The end result is that these Tennesseans would be receiving services from both the private insurer and TennCare.
We have experience with such a scenario today in the form of dual eligibles – people who receive both Medicare and TennCare. It is dysfunctional and not in the state's best interest to set up again.
The whole reason to accept these federal dollars would be to leverage them to shape and impact health care coverage in Tennessee.
All we're asking from Washington is to allow us to use the funds to provide coverage on the health care exchange in the same way many other Tennesseans will access coverage whether or not we expand. It's a reasonable ask.
In the past several years, Tennessee has shown the nation how to produce true reform in education, based on students' results and educational outcome. We are beginning to do the same thing with reforming government service – again by measuring outcome and results rather than just years of service as a state employee.

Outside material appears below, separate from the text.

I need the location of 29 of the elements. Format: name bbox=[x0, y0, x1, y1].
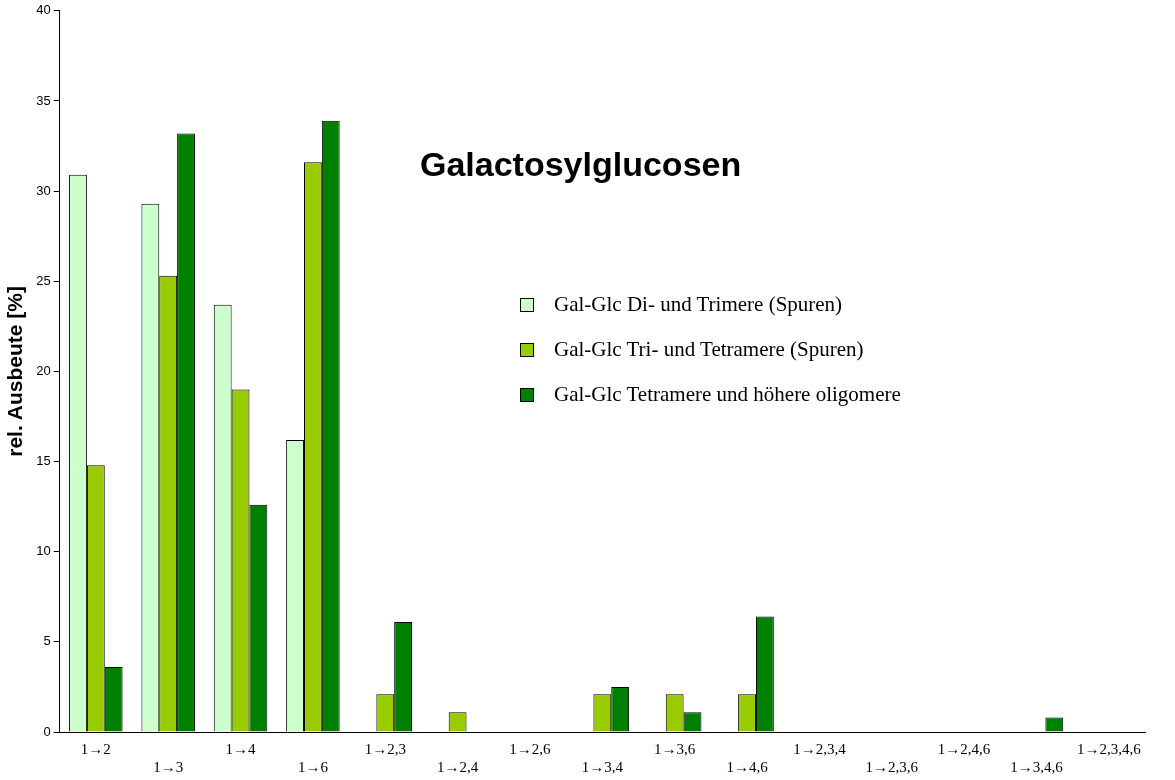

I honestly feel that we have a once in a lifetime opportunity to do the same thing in healthcare: To have a healthcare system that is based on outcomes. To have a healthcare system that is based on a healthier Tennessee, which I think we can all agree is essential for our future.
Our plan can save Tennessee money, and if it does, it will also save the federal government at least three dollars for every one dollar we save and in some cases even more.
I believe that Tennessee can be a model for what true healthcare reform looks like – to cover more Tennesseans and to take significant steps to save Tennessee and the United States from the unsustainable path we are on now.
So here are my two promises: First, we commit to you that we have no intention of pursuing this path without your engagement, involvement and approval. Second, we'll continue to pursue a vision for a healthier Tennessee with access to health care, but at a lower cost for our state and our country.
It's my hope that we can provide quality healthcare for more Tennesseans while transforming the relationship among health care users, providers and payers. If Tennessee can do that, we all win.
Thank you for the privilege of being here and for the honor of working with you as your Governor.